Geodesic nearest centroid classifier

Primary LanguagePython

GNCC

Geodesic nearest centroid classifier

Supervised classification is a fundamental task for pattern recognition and machine learning. Many different classifiers have been proposed to overcome the limitations of supervised learning in practical problems. Despite all the efforts, due to the curse of the dimensionality, classifying high-dimensional and small sample size data still pose a challenge to reasearchers and practitioners from several fields of science. In this paper, we propose the geodesic nearest centroid classifier (GNCC), a graph-based method for classification that builds a discrete approximation to the data manifold and employs shortest paths to approximate the geodesic distances between sample points, replacing the regular Euclidean distance by a more meaningful metric.
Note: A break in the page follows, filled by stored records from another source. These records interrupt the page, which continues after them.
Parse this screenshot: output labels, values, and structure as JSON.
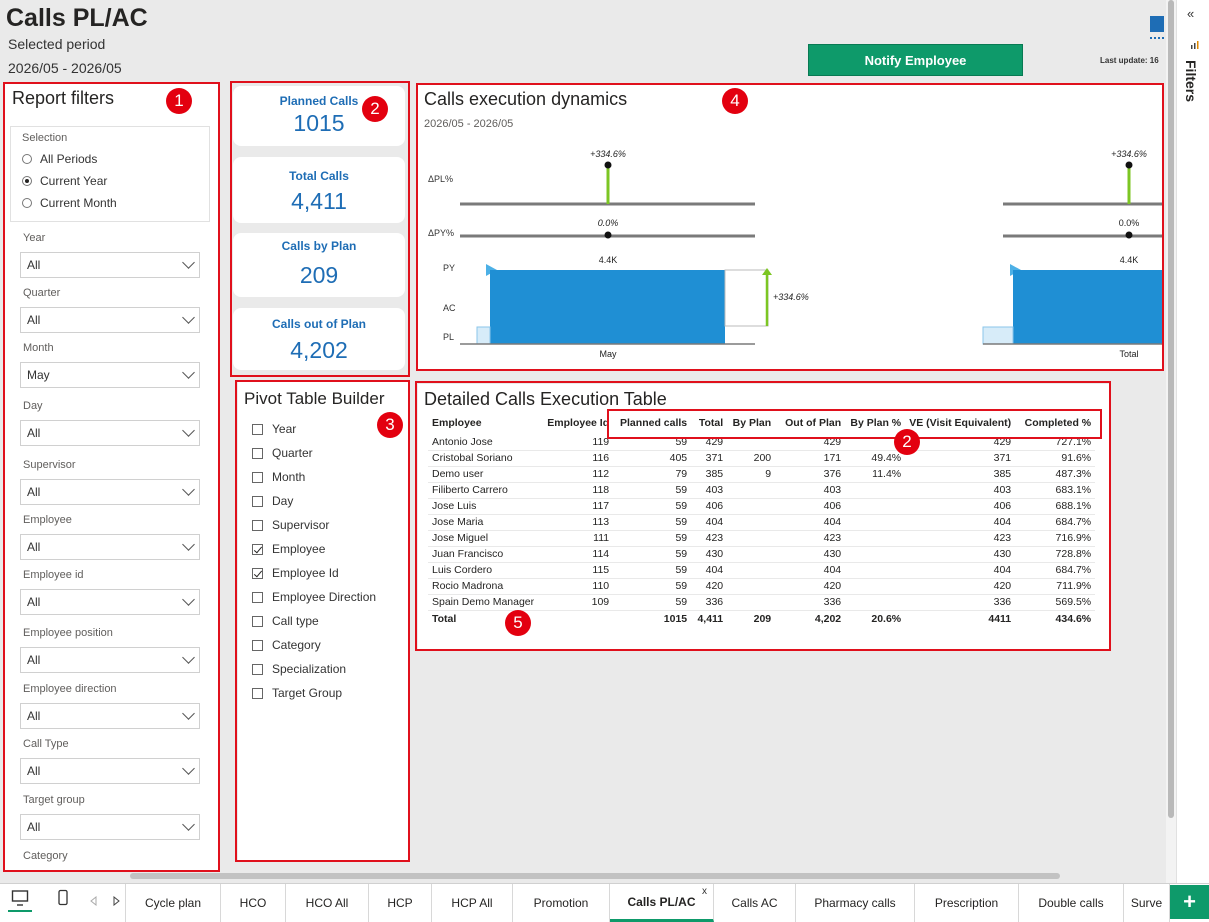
{
  "header": {
    "title": "Calls PL/AC",
    "period_label": "Selected period",
    "period_value": "2026/05 - 2026/05",
    "notify_button": "Notify Employee",
    "last_update": "Last update: 16"
  },
  "badges": [
    "1",
    "2",
    "3",
    "4",
    "2",
    "5"
  ],
  "filters": {
    "title": "Report filters",
    "selection_title": "Selection",
    "selection_options": [
      "All Periods",
      "Current Year",
      "Current Month"
    ],
    "selected_option": "Current Year",
    "fields": [
      {
        "label": "Year",
        "value": "All"
      },
      {
        "label": "Quarter",
        "value": "All"
      },
      {
        "label": "Month",
        "value": "May"
      },
      {
        "label": "Day",
        "value": "All"
      },
      {
        "label": "Supervisor",
        "value": "All"
      },
      {
        "label": "Employee",
        "value": "All"
      },
      {
        "label": "Employee id",
        "value": "All"
      },
      {
        "label": "Employee position",
        "value": "All"
      },
      {
        "label": "Employee direction",
        "value": "All"
      },
      {
        "label": "Call Type",
        "value": "All"
      },
      {
        "label": "Target group",
        "value": "All"
      },
      {
        "label": "Category",
        "value": ""
      }
    ]
  },
  "kpis": [
    {
      "label": "Planned Calls",
      "value": "1015"
    },
    {
      "label": "Total Calls",
      "value": "4,411"
    },
    {
      "label": "Calls by Plan",
      "value": "209"
    },
    {
      "label": "Calls out of Plan",
      "value": "4,202"
    }
  ],
  "pivot": {
    "title": "Pivot Table Builder",
    "items": [
      {
        "label": "Year",
        "checked": false
      },
      {
        "label": "Quarter",
        "checked": false
      },
      {
        "label": "Month",
        "checked": false
      },
      {
        "label": "Day",
        "checked": false
      },
      {
        "label": "Supervisor",
        "checked": false
      },
      {
        "label": "Employee",
        "checked": true
      },
      {
        "label": "Employee Id",
        "checked": true
      },
      {
        "label": "Employee Direction",
        "checked": false
      },
      {
        "label": "Call type",
        "checked": false
      },
      {
        "label": "Category",
        "checked": false
      },
      {
        "label": "Specialization",
        "checked": false
      },
      {
        "label": "Target Group",
        "checked": false
      }
    ]
  },
  "dynamics": {
    "title": "Calls execution dynamics",
    "subtitle": "2026/05 - 2026/05",
    "row_labels": {
      "dpl": "ΔPL%",
      "dpy": "ΔPY%",
      "py": "PY",
      "ac": "AC",
      "pl": "PL"
    },
    "may": {
      "category": "May",
      "dpl": "+334.6%",
      "dpy": "0.0%",
      "ac_label": "4.4K",
      "variance": "+334.6%"
    },
    "total": {
      "category": "Total",
      "dpl": "+334.6%",
      "dpy": "0.0%",
      "ac_label": "4.4K"
    },
    "colors": {
      "ac": "#1f8fd4",
      "positive": "#7cc623",
      "axis": "#7a7a7a"
    }
  },
  "table": {
    "title": "Detailed Calls Execution Table",
    "columns": [
      "Employee",
      "Employee Id",
      "Planned calls",
      "Total",
      "By Plan",
      "Out of Plan",
      "By Plan %",
      "VE (Visit Equivalent)",
      "Completed %"
    ],
    "rows": [
      [
        "Antonio Jose",
        "119",
        "59",
        "429",
        "",
        "429",
        "",
        "429",
        "727.1%"
      ],
      [
        "Cristobal Soriano",
        "116",
        "405",
        "371",
        "200",
        "171",
        "49.4%",
        "371",
        "91.6%"
      ],
      [
        "Demo user",
        "112",
        "79",
        "385",
        "9",
        "376",
        "11.4%",
        "385",
        "487.3%"
      ],
      [
        "Filiberto Carrero",
        "118",
        "59",
        "403",
        "",
        "403",
        "",
        "403",
        "683.1%"
      ],
      [
        "Jose Luis",
        "117",
        "59",
        "406",
        "",
        "406",
        "",
        "406",
        "688.1%"
      ],
      [
        "Jose Maria",
        "113",
        "59",
        "404",
        "",
        "404",
        "",
        "404",
        "684.7%"
      ],
      [
        "Jose Miguel",
        "111",
        "59",
        "423",
        "",
        "423",
        "",
        "423",
        "716.9%"
      ],
      [
        "Juan Francisco",
        "114",
        "59",
        "430",
        "",
        "430",
        "",
        "430",
        "728.8%"
      ],
      [
        "Luis Cordero",
        "115",
        "59",
        "404",
        "",
        "404",
        "",
        "404",
        "684.7%"
      ],
      [
        "Rocio Madrona",
        "110",
        "59",
        "420",
        "",
        "420",
        "",
        "420",
        "711.9%"
      ],
      [
        "Spain Demo Manager",
        "109",
        "59",
        "336",
        "",
        "336",
        "",
        "336",
        "569.5%"
      ]
    ],
    "total": [
      "Total",
      "",
      "1015",
      "4,411",
      "209",
      "4,202",
      "20.6%",
      "4411",
      "434.6%"
    ]
  },
  "rail": {
    "label": "Filters",
    "collapse_glyph": "«"
  },
  "tabs": [
    {
      "label": "Cycle plan",
      "active": false
    },
    {
      "label": "HCO",
      "active": false
    },
    {
      "label": "HCO All",
      "active": false
    },
    {
      "label": "HCP",
      "active": false
    },
    {
      "label": "HCP All",
      "active": false
    },
    {
      "label": "Promotion",
      "active": false
    },
    {
      "label": "Calls PL/AC",
      "active": true
    },
    {
      "label": "Calls AC",
      "active": false
    },
    {
      "label": "Pharmacy calls",
      "active": false
    },
    {
      "label": "Prescription",
      "active": false
    },
    {
      "label": "Double calls",
      "active": false
    },
    {
      "label": "Surve",
      "active": false
    }
  ],
  "tab_close_glyph": "x",
  "add_tab_glyph": "+"
}
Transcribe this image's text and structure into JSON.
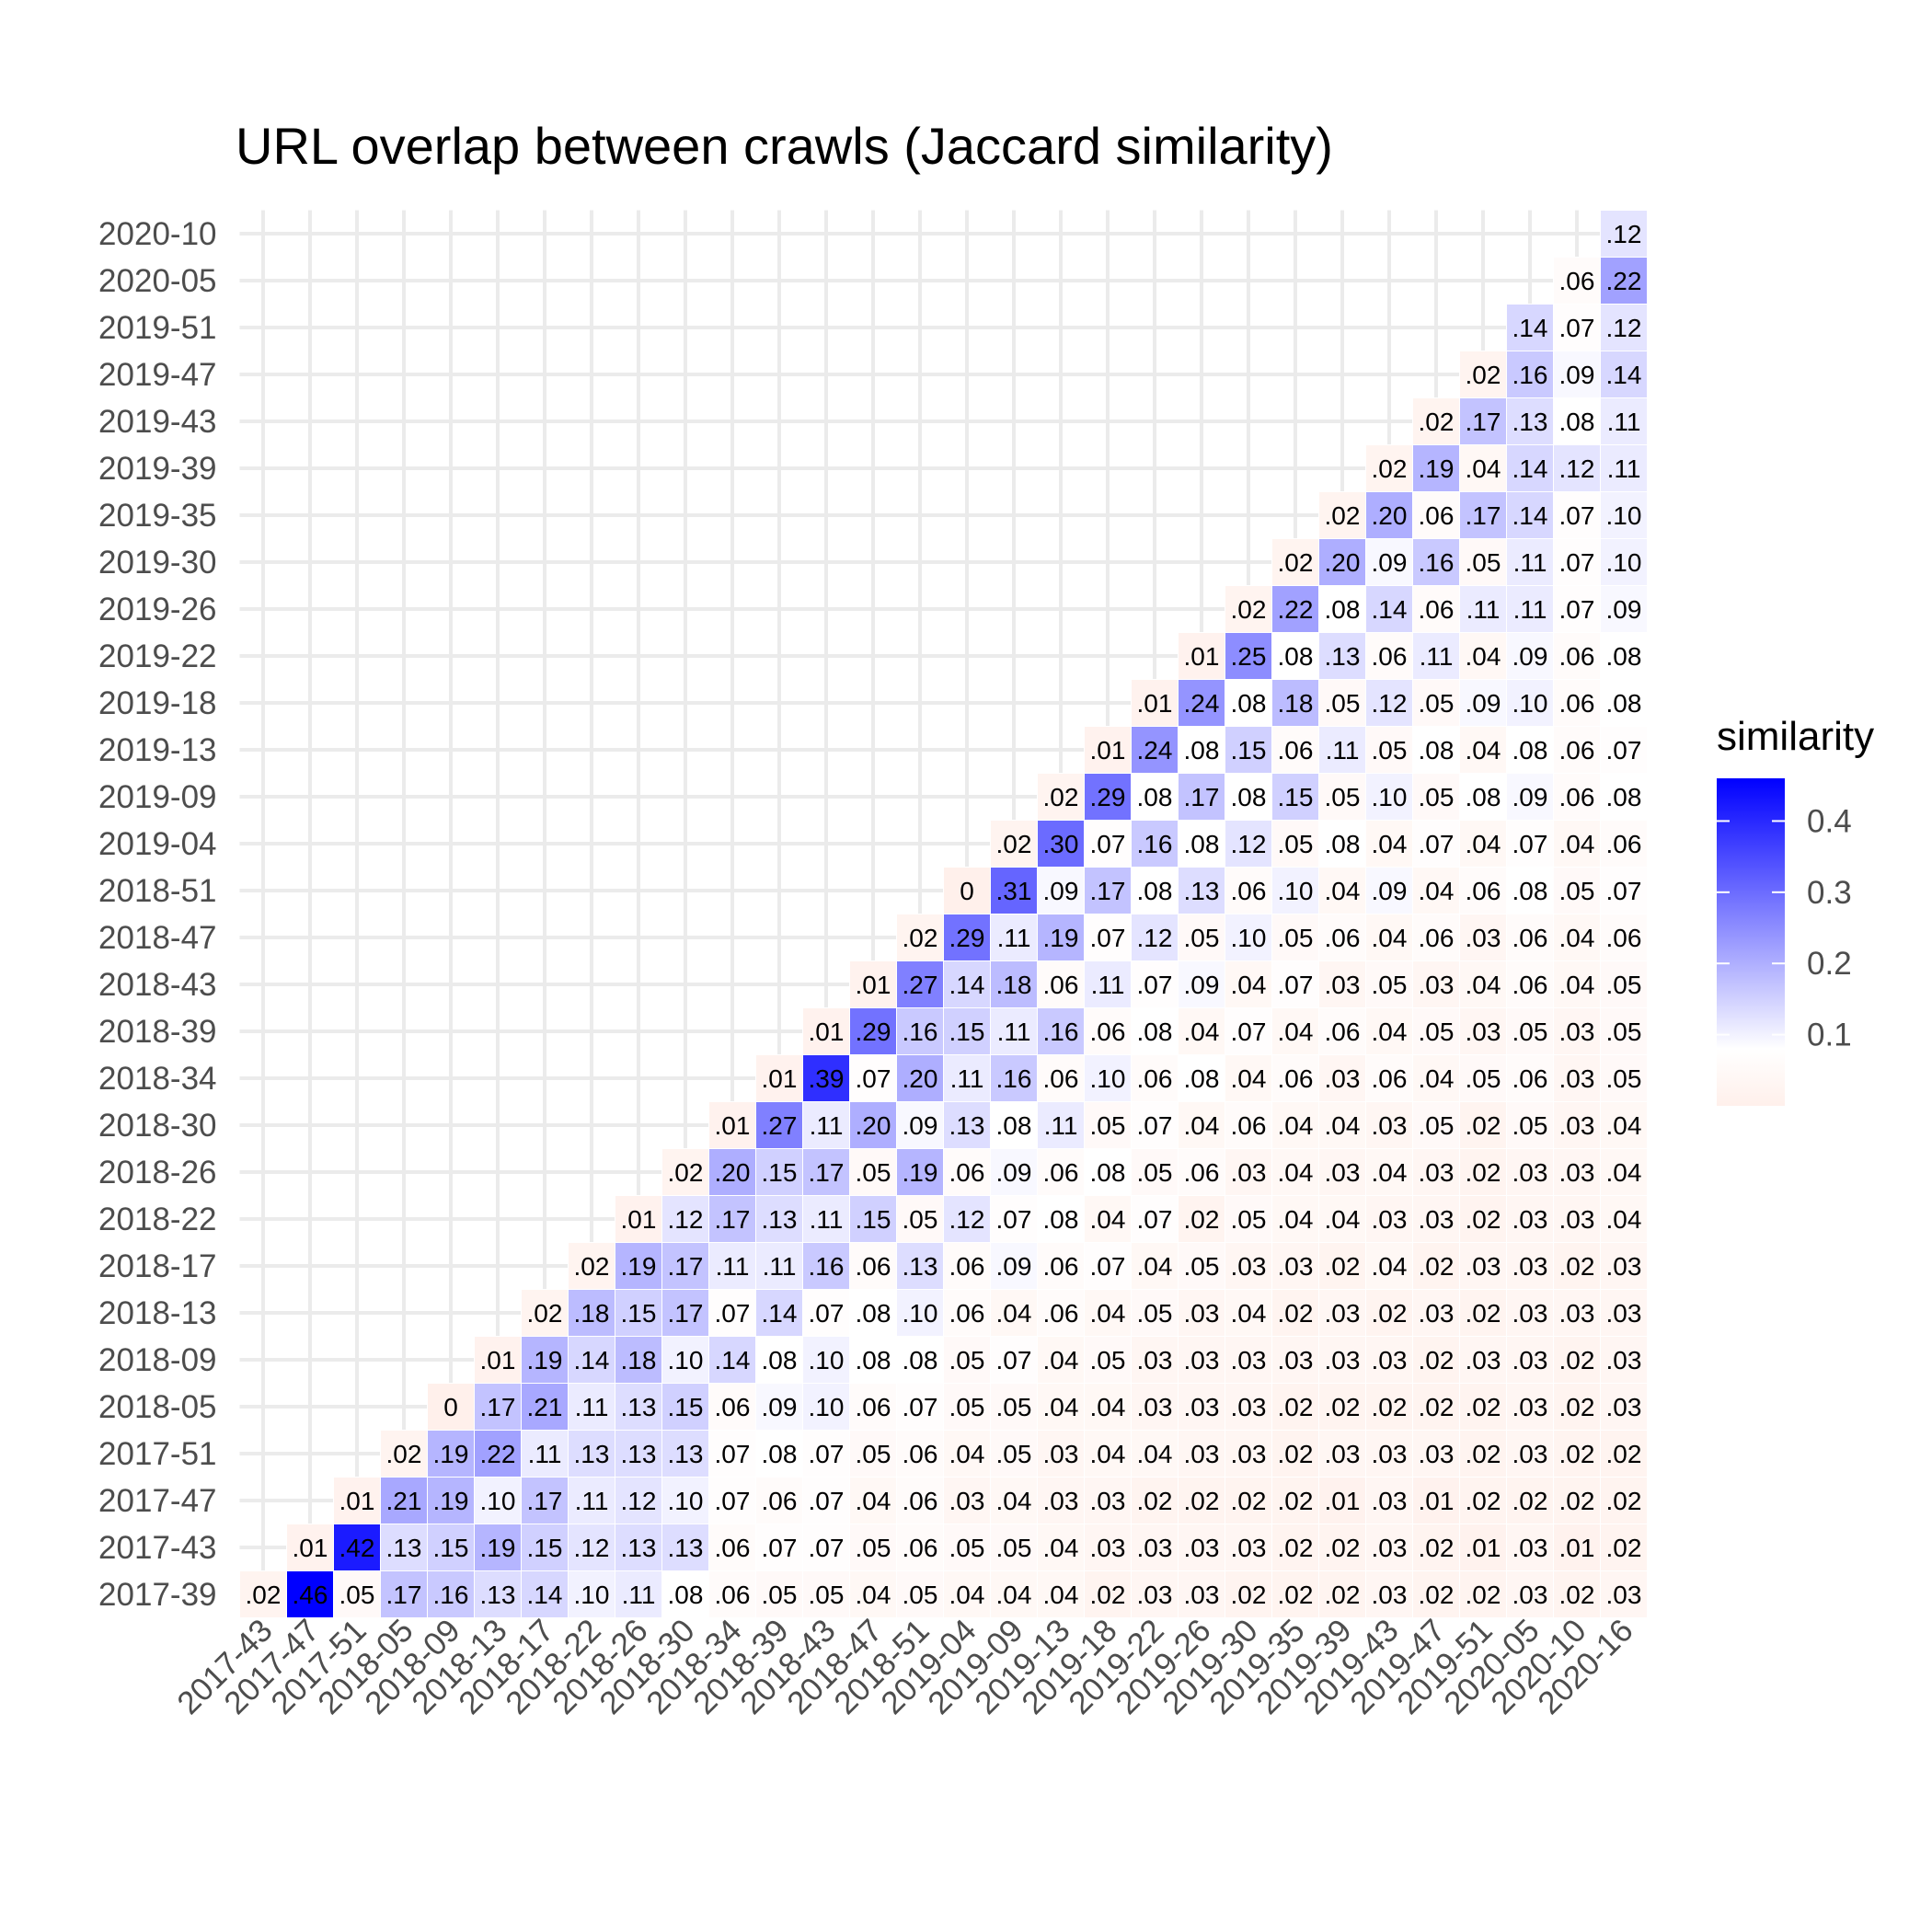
{
  "chart_data": {
    "type": "heatmap",
    "title": "URL overlap between crawls (Jaccard similarity)",
    "xlabel": "",
    "ylabel": "",
    "x_categories": [
      "2017-43",
      "2017-47",
      "2017-51",
      "2018-05",
      "2018-09",
      "2018-13",
      "2018-17",
      "2018-22",
      "2018-26",
      "2018-30",
      "2018-34",
      "2018-39",
      "2018-43",
      "2018-47",
      "2018-51",
      "2019-04",
      "2019-09",
      "2019-13",
      "2019-18",
      "2019-22",
      "2019-26",
      "2019-30",
      "2019-35",
      "2019-39",
      "2019-43",
      "2019-47",
      "2019-51",
      "2020-05",
      "2020-10",
      "2020-16"
    ],
    "y_categories": [
      "2017-39",
      "2017-43",
      "2017-47",
      "2017-51",
      "2018-05",
      "2018-09",
      "2018-13",
      "2018-17",
      "2018-22",
      "2018-26",
      "2018-30",
      "2018-34",
      "2018-39",
      "2018-43",
      "2018-47",
      "2018-51",
      "2019-04",
      "2019-09",
      "2019-13",
      "2019-18",
      "2019-22",
      "2019-26",
      "2019-30",
      "2019-35",
      "2019-39",
      "2019-43",
      "2019-47",
      "2019-51",
      "2020-05",
      "2020-10"
    ],
    "rows": [
      [
        ".02",
        ".46",
        ".05",
        ".17",
        ".16",
        ".13",
        ".14",
        ".10",
        ".11",
        ".08",
        ".06",
        ".05",
        ".05",
        ".04",
        ".05",
        ".04",
        ".04",
        ".04",
        ".02",
        ".03",
        ".03",
        ".02",
        ".02",
        ".02",
        ".03",
        ".02",
        ".02",
        ".03",
        ".02",
        ".03"
      ],
      [
        ".01",
        ".42",
        ".13",
        ".15",
        ".19",
        ".15",
        ".12",
        ".13",
        ".13",
        ".06",
        ".07",
        ".07",
        ".05",
        ".06",
        ".05",
        ".05",
        ".04",
        ".03",
        ".03",
        ".03",
        ".03",
        ".02",
        ".02",
        ".03",
        ".02",
        ".01",
        ".03",
        ".01",
        ".02"
      ],
      [
        ".01",
        ".21",
        ".19",
        ".10",
        ".17",
        ".11",
        ".12",
        ".10",
        ".07",
        ".06",
        ".07",
        ".04",
        ".06",
        ".03",
        ".04",
        ".03",
        ".03",
        ".02",
        ".02",
        ".02",
        ".02",
        ".01",
        ".03",
        ".01",
        ".02",
        ".02",
        ".02",
        ".02"
      ],
      [
        ".02",
        ".19",
        ".22",
        ".11",
        ".13",
        ".13",
        ".13",
        ".07",
        ".08",
        ".07",
        ".05",
        ".06",
        ".04",
        ".05",
        ".03",
        ".04",
        ".04",
        ".03",
        ".03",
        ".02",
        ".03",
        ".03",
        ".03",
        ".02",
        ".03",
        ".02",
        ".02"
      ],
      [
        "0",
        ".17",
        ".21",
        ".11",
        ".13",
        ".15",
        ".06",
        ".09",
        ".10",
        ".06",
        ".07",
        ".05",
        ".05",
        ".04",
        ".04",
        ".03",
        ".03",
        ".03",
        ".02",
        ".02",
        ".02",
        ".02",
        ".02",
        ".03",
        ".02",
        ".03"
      ],
      [
        ".01",
        ".19",
        ".14",
        ".18",
        ".10",
        ".14",
        ".08",
        ".10",
        ".08",
        ".08",
        ".05",
        ".07",
        ".04",
        ".05",
        ".03",
        ".03",
        ".03",
        ".03",
        ".03",
        ".03",
        ".02",
        ".03",
        ".03",
        ".02",
        ".03"
      ],
      [
        ".02",
        ".18",
        ".15",
        ".17",
        ".07",
        ".14",
        ".07",
        ".08",
        ".10",
        ".06",
        ".04",
        ".06",
        ".04",
        ".05",
        ".03",
        ".04",
        ".02",
        ".03",
        ".02",
        ".03",
        ".02",
        ".03",
        ".03",
        ".03"
      ],
      [
        ".02",
        ".19",
        ".17",
        ".11",
        ".11",
        ".16",
        ".06",
        ".13",
        ".06",
        ".09",
        ".06",
        ".07",
        ".04",
        ".05",
        ".03",
        ".03",
        ".02",
        ".04",
        ".02",
        ".03",
        ".03",
        ".02",
        ".03"
      ],
      [
        ".01",
        ".12",
        ".17",
        ".13",
        ".11",
        ".15",
        ".05",
        ".12",
        ".07",
        ".08",
        ".04",
        ".07",
        ".02",
        ".05",
        ".04",
        ".04",
        ".03",
        ".03",
        ".02",
        ".03",
        ".03",
        ".04"
      ],
      [
        ".02",
        ".20",
        ".15",
        ".17",
        ".05",
        ".19",
        ".06",
        ".09",
        ".06",
        ".08",
        ".05",
        ".06",
        ".03",
        ".04",
        ".03",
        ".04",
        ".03",
        ".02",
        ".03",
        ".03",
        ".04"
      ],
      [
        ".01",
        ".27",
        ".11",
        ".20",
        ".09",
        ".13",
        ".08",
        ".11",
        ".05",
        ".07",
        ".04",
        ".06",
        ".04",
        ".04",
        ".03",
        ".05",
        ".02",
        ".05",
        ".03",
        ".04"
      ],
      [
        ".01",
        ".39",
        ".07",
        ".20",
        ".11",
        ".16",
        ".06",
        ".10",
        ".06",
        ".08",
        ".04",
        ".06",
        ".03",
        ".06",
        ".04",
        ".05",
        ".06",
        ".03",
        ".05"
      ],
      [
        ".01",
        ".29",
        ".16",
        ".15",
        ".11",
        ".16",
        ".06",
        ".08",
        ".04",
        ".07",
        ".04",
        ".06",
        ".04",
        ".05",
        ".03",
        ".05",
        ".03",
        ".05"
      ],
      [
        ".01",
        ".27",
        ".14",
        ".18",
        ".06",
        ".11",
        ".07",
        ".09",
        ".04",
        ".07",
        ".03",
        ".05",
        ".03",
        ".04",
        ".06",
        ".04",
        ".05"
      ],
      [
        ".02",
        ".29",
        ".11",
        ".19",
        ".07",
        ".12",
        ".05",
        ".10",
        ".05",
        ".06",
        ".04",
        ".06",
        ".03",
        ".06",
        ".04",
        ".06"
      ],
      [
        "0",
        ".31",
        ".09",
        ".17",
        ".08",
        ".13",
        ".06",
        ".10",
        ".04",
        ".09",
        ".04",
        ".06",
        ".08",
        ".05",
        ".07"
      ],
      [
        ".02",
        ".30",
        ".07",
        ".16",
        ".08",
        ".12",
        ".05",
        ".08",
        ".04",
        ".07",
        ".04",
        ".07",
        ".04",
        ".06"
      ],
      [
        ".02",
        ".29",
        ".08",
        ".17",
        ".08",
        ".15",
        ".05",
        ".10",
        ".05",
        ".08",
        ".09",
        ".06",
        ".08"
      ],
      [
        ".01",
        ".24",
        ".08",
        ".15",
        ".06",
        ".11",
        ".05",
        ".08",
        ".04",
        ".08",
        ".06",
        ".07"
      ],
      [
        ".01",
        ".24",
        ".08",
        ".18",
        ".05",
        ".12",
        ".05",
        ".09",
        ".10",
        ".06",
        ".08"
      ],
      [
        ".01",
        ".25",
        ".08",
        ".13",
        ".06",
        ".11",
        ".04",
        ".09",
        ".06",
        ".08"
      ],
      [
        ".02",
        ".22",
        ".08",
        ".14",
        ".06",
        ".11",
        ".11",
        ".07",
        ".09"
      ],
      [
        ".02",
        ".20",
        ".09",
        ".16",
        ".05",
        ".11",
        ".07",
        ".10"
      ],
      [
        ".02",
        ".20",
        ".06",
        ".17",
        ".14",
        ".07",
        ".10"
      ],
      [
        ".02",
        ".19",
        ".04",
        ".14",
        ".12",
        ".11"
      ],
      [
        ".02",
        ".17",
        ".13",
        ".08",
        ".11"
      ],
      [
        ".02",
        ".16",
        ".09",
        ".14"
      ],
      [
        ".14",
        ".07",
        ".12"
      ],
      [
        ".06",
        ".22"
      ],
      [
        ".12"
      ]
    ],
    "legend": {
      "title": "similarity",
      "position": "right",
      "ticks": [
        "0.1",
        "0.2",
        "0.3",
        "0.4"
      ],
      "tick_values": [
        0.1,
        0.2,
        0.3,
        0.4
      ],
      "range": [
        0,
        0.46
      ]
    },
    "colors": {
      "low": "#fff0eb",
      "mid": "#ffffff",
      "high": "#0000ff",
      "midpoint": 0.08
    },
    "grid": true
  }
}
An analysis of the complexity reveals that GNCC is log-linear in the number of samples and linear in the number of edges, showing that the method is quite efficient in comparison to modern supervised classification techniques. We performed several computational experiments with real datasets to demonstrate the effectiveness of GNCC. The obtained results show that the proposed GNCC algorithm is capable of improving the mean accuracy for high-dimensional data classification, especially when we have a reduced number of samples in the training set, in comparison to the regular nearest neighbor classifier (NCC), support vector machines (SVM), k-nearest neighbors classifier (k-NN) and XGBoost. Given our findings, the proposed method can be considered as a viable and promissing alternative for supervised classification of high-dimensional data.